Design can change the world for the better, but our wide reaching imprint on Mother Nature doesn’t always yield the best results. Case in point: the decline of bees. More specifically that commercially raised bumblebees are affecting the wild bee population. For years, researchers have been linking a decline in bees to everything from pesticides to genetically modified crops, and now the news is pointing to the bees themselves - the ones that humans “create” in greenhouses.
Researchers believe that some commercially raised bumblebees have escaped from greenhouses, foraged outside crops and spread diseases to their wild cousins. Crithidia bombi, a parasite that is common among commercial bees, is finding its way into the wild populations surrounding the greenhouses. Believed to be transfered from greenhouse bees, this parasite has been shown to weaken and kill wild bumblebees.
While this study has been done with bumblebee populations in southern Ontario, it may have far reaching implications. This type of transference may be one of the reasons that many honey bee colonies around the world have mysteriously disappeared, a phenomenon know as Colony Collapse Disorder (CCD).
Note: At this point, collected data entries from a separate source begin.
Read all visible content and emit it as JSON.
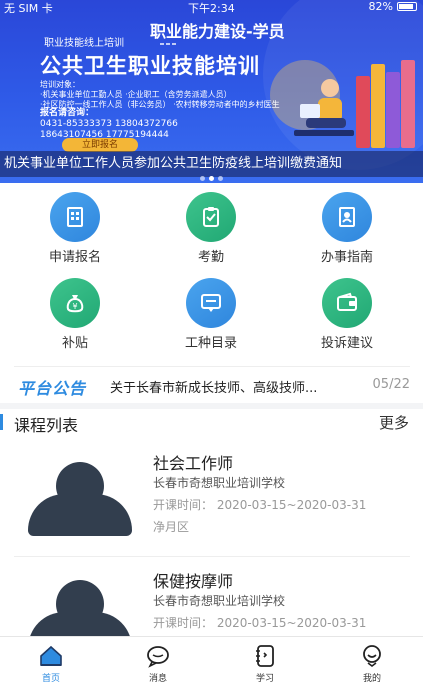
{
  "status_bar": {
    "carrier": "无 SIM 卡",
    "time": "下午2:34",
    "battery": "82%"
  },
  "banner": {
    "headline": "职业能力建设-学员",
    "subtitle": "职业技能线上培训",
    "title": "公共卫生职业技能培训",
    "target_label": "培训对象：",
    "target_lines": [
      "·机关事业单位工勤人员        ·企业职工（含劳务派遣人员）",
      "·社区防控一线工作人员（非公务员）  ·农村转移劳动者中的乡村医生"
    ],
    "tel_label": "报名请咨询：",
    "tel_lines": [
      "0431-85333373    13804372766",
      "18643107456      17775194444"
    ],
    "button_label": "立即报名",
    "notice": "机关事业单位工作人员参加公共卫生防疫线上培训缴费通知",
    "colors": {
      "bg": "#2f5be8",
      "button": "#f3b637"
    }
  },
  "menu": {
    "items": [
      {
        "label": "申请报名",
        "icon": "building-icon",
        "color": "blue"
      },
      {
        "label": "考勤",
        "icon": "clipboard-icon",
        "color": "green"
      },
      {
        "label": "办事指南",
        "icon": "guide-book-icon",
        "color": "blue"
      },
      {
        "label": "补贴",
        "icon": "money-bag-icon",
        "color": "green"
      },
      {
        "label": "工种目录",
        "icon": "chat-window-icon",
        "color": "blue"
      },
      {
        "label": "投诉建议",
        "icon": "wallet-icon",
        "color": "green"
      }
    ]
  },
  "announcement": {
    "logo": "平台公告",
    "text": "关于长春市新成长技师、高级技师...",
    "date": "05/22"
  },
  "courses": {
    "title": "课程列表",
    "more": "更多",
    "items": [
      {
        "name": "社会工作师",
        "school": "长春市奇想职业培训学校",
        "time": "开课时间：  2020-03-15~2020-03-31",
        "area": "净月区"
      },
      {
        "name": "保健按摩师",
        "school": "长春市奇想职业培训学校",
        "time": "开课时间：  2020-03-15~2020-03-31",
        "area": ""
      }
    ]
  },
  "tabbar": {
    "items": [
      {
        "label": "首页",
        "icon": "home-icon",
        "active": true
      },
      {
        "label": "消息",
        "icon": "message-icon",
        "active": false
      },
      {
        "label": "学习",
        "icon": "study-icon",
        "active": false
      },
      {
        "label": "我的",
        "icon": "profile-icon",
        "active": false
      }
    ],
    "accent": "#2e8be0"
  }
}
Our designs flow through every built facet of this world; from the largest of buildings to the smallest of nano-tech devices. Our designs, even reach to the biological world. We have created genetically modified crops, we have cloned animals and we have commercially raised bees in greenhouses. Many of our designs have been widely accepted and benefited the world, but some have stirred controversy and have even had disastrous results. Unfortunately, it seems that commercially raising bees, in some instances, may have fallen into the latter category of harm.
It is a lesson that we need to heed. If we lose too many of our pollinators it could have extremely harmful effects for our crops and food supply. The bees in the study have been commercially raised, not even genetically altered. We must realize that our actions have consequences and our use of nature and how we design our agricultural systems can have lasting and far reaching effects, even with the seemingly benign act of raising commercial bees.